Posts made by Najwa Ayudia Aura Rachim

EKOPEND A2026 -> Diskusi

by Najwa Ayudia Aura Rachim -
Nama: Najwa Ayudia Aura Rachim
NPM: 2313031027
Kelas: A

Menurut saya, pendidikan sebagai suatu industri dan transformasi pendidikan abad ke-21 memiliki peran yang sangat penting dalam pengembangan sumber daya manusia (SDM). Pendidikan dapat dipandang sebagai industri karena melibatkan berbagai pihak yang menyediakan layanan pendidikan, seperti sekolah, perguruan tinggi, lembaga pelatihan, penerbit buku, hingga penyedia teknologi pendidikan. Dalam perspektif ekonomi, pendidikan menghasilkan lulusan yang menjadi tenaga kerja terampil dan berkontribusi terhadap produktivitas serta pertumbuhan ekonomi. Namun, pendidikan tidak boleh hanya berorientasi pada keuntungan, melainkan tetap harus mengutamakan pemerataan akses dan peningkatan kualitas pembelajaran. Sementara itu, transformasi pendidikan abad ke-21 menuntut perubahan cara belajar dan mengajar agar sesuai dengan perkembangan teknologi dan kebutuhan dunia kerja. Pendidikan saat ini tidak cukup hanya memberikan pengetahuan akademik, tetapi juga harus mengembangkan keterampilan berpikir kritis, kreativitas, komunikasi, kolaborasi, literasi digital, serta kemampuan beradaptasi terhadap perubahan. Kaitannya dengan pengembangan SDM, transformasi pendidikan abad ke-21 membantu menghasilkan sumber daya manusia yang lebih kompeten, inovatif, dan siap menghadapi persaingan global. SDM yang berkualitas akan lebih mudah menciptakan lapangan kerja, meningkatkan produktivitas, serta mendorong pembangunan ekonomi dan kesejahteraan masyarakat. Oleh karena itu, pendidikan yang berkualitas dan relevan dengan kebutuhan zaman merupakan investasi strategis untuk meningkatkan kualitas SDM dan daya saing bangsa.

EKOPEND A2026 -> Diskusi

by Najwa Ayudia Aura Rachim -
Nama: Najwa Ayudia Aura Rachim
NPM: 2313031027
Kelas: A

1. Ketimpangan input pendidikan menyebabkan perbedaan kualitas hasil belajar antar daerah. Daerah yang memiliki guru berkualitas, fasilitas lengkap, dan akses teknologi yang baik cenderung menghasilkan prestasi akademik yang lebih tinggi. Sebaliknya, daerah terpencil sering menghadapi kekurangan guru, sarana belajar yang terbatas, serta akses internet yang rendah sehingga kemampuan literasi, numerasi, dan keterampilan siswa menjadi tertinggal. Akibatnya, kesenjangan pendidikan antarwilayah semakin besar dan memengaruhi kualitas sumber daya manusia di masa depan.
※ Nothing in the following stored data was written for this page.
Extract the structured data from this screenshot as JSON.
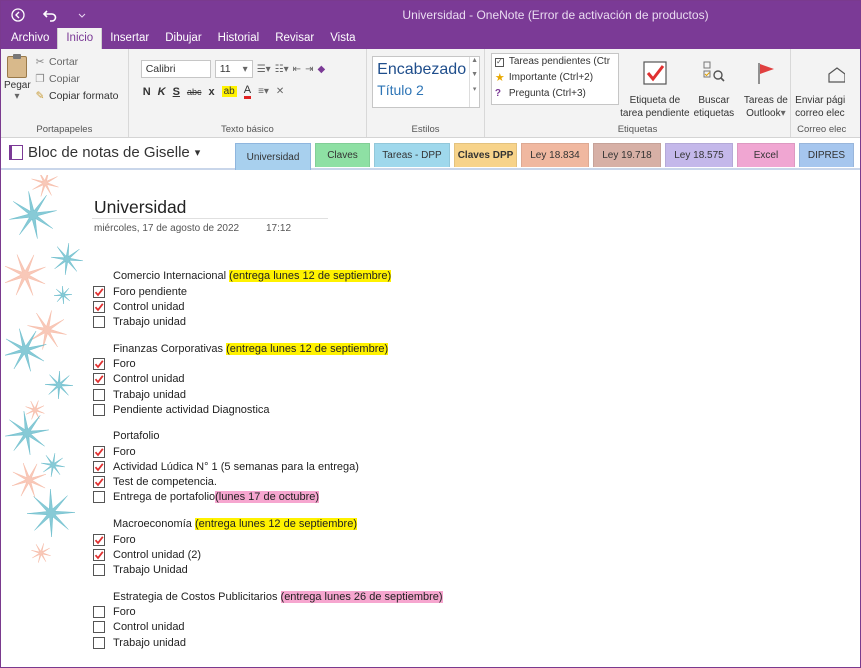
{
  "window": {
    "title": "Universidad  -  OneNote (Error de activación de productos)",
    "back_icon": "back-arrow-icon",
    "undo_icon": "undo-icon",
    "qa_dropdown": "chevron-down-icon"
  },
  "menu_tabs": [
    "Archivo",
    "Inicio",
    "Insertar",
    "Dibujar",
    "Historial",
    "Revisar",
    "Vista"
  ],
  "ribbon": {
    "clipboard": {
      "paste": "Pegar",
      "cut": "Cortar",
      "copy": "Copiar",
      "format_painter": "Copiar formato",
      "label": "Portapapeles"
    },
    "basic_text": {
      "font": "Calibri",
      "size": "11",
      "bold": "N",
      "italic": "K",
      "underline": "S",
      "strike": "abc",
      "subscript": "x",
      "highlight": "ab",
      "font_color": "A",
      "label": "Texto básico"
    },
    "styles": {
      "heading": "Encabezado",
      "title2": "Título 2",
      "label": "Estilos"
    },
    "tags": {
      "items": [
        "Tareas pendientes (Ctr",
        "Importante (Ctrl+2)",
        "Pregunta (Ctrl+3)"
      ],
      "todo_tag_line1": "Etiqueta de",
      "todo_tag_line2": "tarea pendiente",
      "find_line1": "Buscar",
      "find_line2": "etiquetas",
      "outlook_line1": "Tareas de",
      "outlook_line2": "Outlook",
      "label": "Etiquetas"
    },
    "email": {
      "line1": "Enviar pági",
      "line2": "correo elec",
      "label": "Correo elec"
    }
  },
  "notebook": {
    "name": "Bloc de notas de Giselle",
    "sections": [
      {
        "label": "Universidad",
        "color": "#a8d0ee",
        "active": true,
        "bold": false,
        "width": 76
      },
      {
        "label": "Claves",
        "color": "#8ee0a4",
        "active": false,
        "bold": false,
        "width": 55
      },
      {
        "label": "Tareas - DPP",
        "color": "#9fd8ec",
        "active": false,
        "bold": false,
        "width": 76
      },
      {
        "label": "Claves DPP",
        "color": "#f7d38a",
        "active": false,
        "bold": true,
        "width": 63
      },
      {
        "label": "Ley 18.834",
        "color": "#f0b8a0",
        "active": false,
        "bold": false,
        "width": 68
      },
      {
        "label": "Ley 19.718",
        "color": "#d7b0a6",
        "active": false,
        "bold": false,
        "width": 68
      },
      {
        "label": "Ley 18.575",
        "color": "#c4b8ea",
        "active": false,
        "bold": false,
        "width": 68
      },
      {
        "label": "Excel",
        "color": "#f0a6d2",
        "active": false,
        "bold": false,
        "width": 58
      },
      {
        "label": "DIPRES",
        "color": "#a6c6ee",
        "active": false,
        "bold": false,
        "width": 55
      }
    ]
  },
  "page": {
    "title": "Universidad",
    "date": "miércoles, 17 de agosto de 2022",
    "time": "17:12",
    "blocks": [
      {
        "heading": "Comercio Internacional ",
        "highlight": "(entrega lunes 12 de septiembre)",
        "hl_color": "yellow",
        "items": [
          {
            "text": "Foro pendiente",
            "checked": true
          },
          {
            "text": "Control unidad",
            "checked": true
          },
          {
            "text": "Trabajo unidad",
            "checked": false
          }
        ]
      },
      {
        "heading": "Finanzas Corporativas ",
        "highlight": "(entrega lunes 12 de septiembre)",
        "hl_color": "yellow",
        "items": [
          {
            "text": "Foro",
            "checked": true
          },
          {
            "text": "Control unidad",
            "checked": true
          },
          {
            "text": "Trabajo unidad",
            "checked": false
          },
          {
            "text": "Pendiente actividad Diagnostica",
            "checked": false
          }
        ]
      },
      {
        "heading": "Portafolio",
        "highlight": "",
        "hl_color": "",
        "items": [
          {
            "text": "Foro",
            "checked": true
          },
          {
            "text": "Actividad Lúdica N° 1 (5 semanas para la entrega)",
            "checked": true
          },
          {
            "text": "Test de competencia.",
            "checked": true
          },
          {
            "text": "Entrega de portafolio ",
            "checked": false,
            "highlight": "(lunes 17 de octubre)",
            "hl_color": "pink"
          }
        ]
      },
      {
        "heading": "Macroeconomía ",
        "highlight": "(entrega lunes 12 de septiembre)",
        "hl_color": "yellow",
        "items": [
          {
            "text": "Foro",
            "checked": true
          },
          {
            "text": "Control unidad (2)",
            "checked": true
          },
          {
            "text": "Trabajo Unidad",
            "checked": false
          }
        ]
      },
      {
        "heading": "Estrategia de Costos Publicitarios ",
        "highlight": "(entrega lunes 26 de septiembre)",
        "hl_color": "pink",
        "items": [
          {
            "text": "Foro",
            "checked": false
          },
          {
            "text": "Control unidad",
            "checked": false
          },
          {
            "text": "Trabajo unidad",
            "checked": false
          }
        ]
      }
    ]
  }
}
2. Kebijakan afirmatif telah membantu meningkatkan akses pendidikan, tetapi efektivitasnya masih menghadapi berbagai kendala. Dari sisi permintaan, masih terdapat faktor kemiskinan, rendahnya kesadaran pendidikan, dan tingginya biaya tidak langsung seperti transportasi dan kebutuhan belajar. Dari sisi penawaran, distribusi guru, fasilitas sekolah, dan kualitas layanan pendidikan masih belum merata. Selain itu, pengawasan dan pelaksanaan program di beberapa daerah belum berjalan optimal sehingga manfaat kebijakan belum dirasakan secara merata oleh seluruh masyarakat.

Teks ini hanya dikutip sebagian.